Personal information
- Full name: Robert Lionell Lovejoy III
- Date of birth: October 23, 1991 (age 34)
- Place of birth: Greensboro, North Carolina, U.S.
- Height: 1.83 m (6 ft 0 in)
- Positions: Midfielder; forward;

Youth career
- Triangle United

College career
- Years: Team / Apps / (Gls)
- 2010–2014: North Carolina Tar Heels

Senior career*
- Years: Team / Apps / (Gls)
- 2011–2012: Carolina Dynamo / 14 / (5)
- 2015–2016: Houston Dynamo / 19 / (1)
- 2016: → Rio Grande Valley FC Toros (loan) / 9 / (3)
- Total:  / 42 / (9)

= Rob Lovejoy =

American soccer player

Robert Lionell Lovejoy III (born October 23, 1991) is an American retired soccer player.

==Career==

===Highschool===

Lovejoy went to Walter Hines Page High School in Greensboro, North Carolina where he played varsity for 4 years, winning 1 state championships.

===College and amateur===
Lovejoy spent his entire college career at the University of North Carolina where he made a total of 71 appearances and tallied 20 goals and 16 assists. He was also named to the ACC All-Academic Team in 2011 and 2012.
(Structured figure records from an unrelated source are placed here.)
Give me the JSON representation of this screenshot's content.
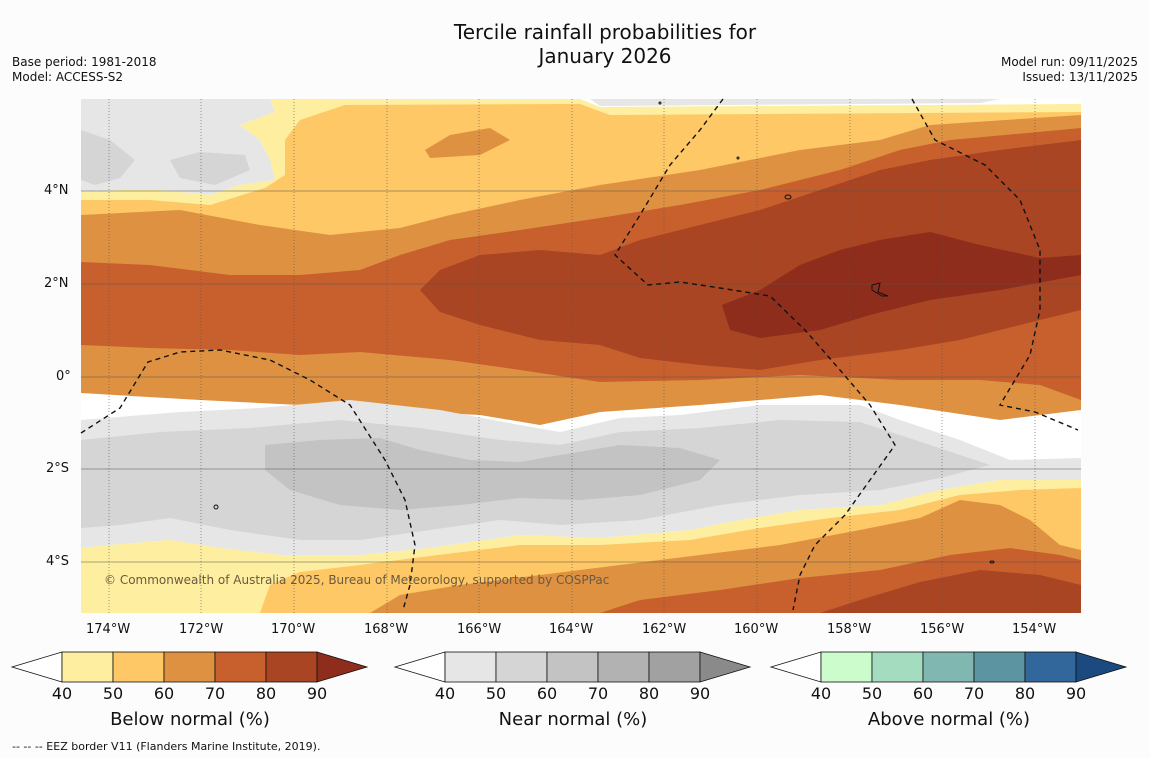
{
  "title_line1": "Tercile rainfall probabilities for",
  "title_line2": "January 2026",
  "base_period": "Base period: 1981-2018",
  "model": "Model: ACCESS-S2",
  "model_run": "Model run: 09/11/2025",
  "issued": "Issued: 13/11/2025",
  "copyright": "© Commonwealth of Australia 2025, Bureau of Meteorology, supported by COSPPac",
  "footnote": "--  --  -- EEZ border V11 (Flanders Marine Institute, 2019).",
  "lon_labels": [
    "174°W",
    "172°W",
    "170°W",
    "168°W",
    "166°W",
    "164°W",
    "162°W",
    "160°W",
    "158°W",
    "156°W",
    "154°W"
  ],
  "lat_labels": [
    "4°N",
    "2°N",
    "0°",
    "2°S",
    "4°S"
  ],
  "legends": [
    {
      "label": "Below normal (%)",
      "colors": [
        "#fdeea0",
        "#fdc865",
        "#df9142",
        "#c8602e",
        "#a94522",
        "#8e2d1c"
      ]
    },
    {
      "label": "Near normal (%)",
      "colors": [
        "#e6e6e6",
        "#d5d5d5",
        "#c3c3c3",
        "#b2b2b2",
        "#a1a1a1",
        "#8a8a8a"
      ]
    },
    {
      "label": "Above normal (%)",
      "colors": [
        "#ccfccc",
        "#a4dcc0",
        "#80b7b0",
        "#5c94a1",
        "#31679b",
        "#1a4a80"
      ]
    }
  ],
  "tick_values": [
    "40",
    "50",
    "60",
    "70",
    "80",
    "90"
  ],
  "colors": {
    "white": "#ffffff",
    "border": "#111111",
    "grid": "#555555"
  }
}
Lovejoy also played for Carolina Dynamo in the Premier Development League.

===Professional===
On January 15, 2015, Lovejoy was selected in the second round (36th overall) of the 2015 MLS SuperDraft by the Houston Dynamo and signed a professional contract with the club a month later. He made his professional debut on March 13 in a 1–0 defeat to Orlando City.

Lovejoy was released by Houston at the end of the 2016 season and subsequently announced his retirement.

Lovejoy joined the Plexus Capital team in 2017. On October 11, 2022, Lovejoy was selected as the Senior Associate (deal daddy) of the Quarter for Q3 of 2022.

===Personal===
Younger brother Matthew is a REIT hedge fund analyst.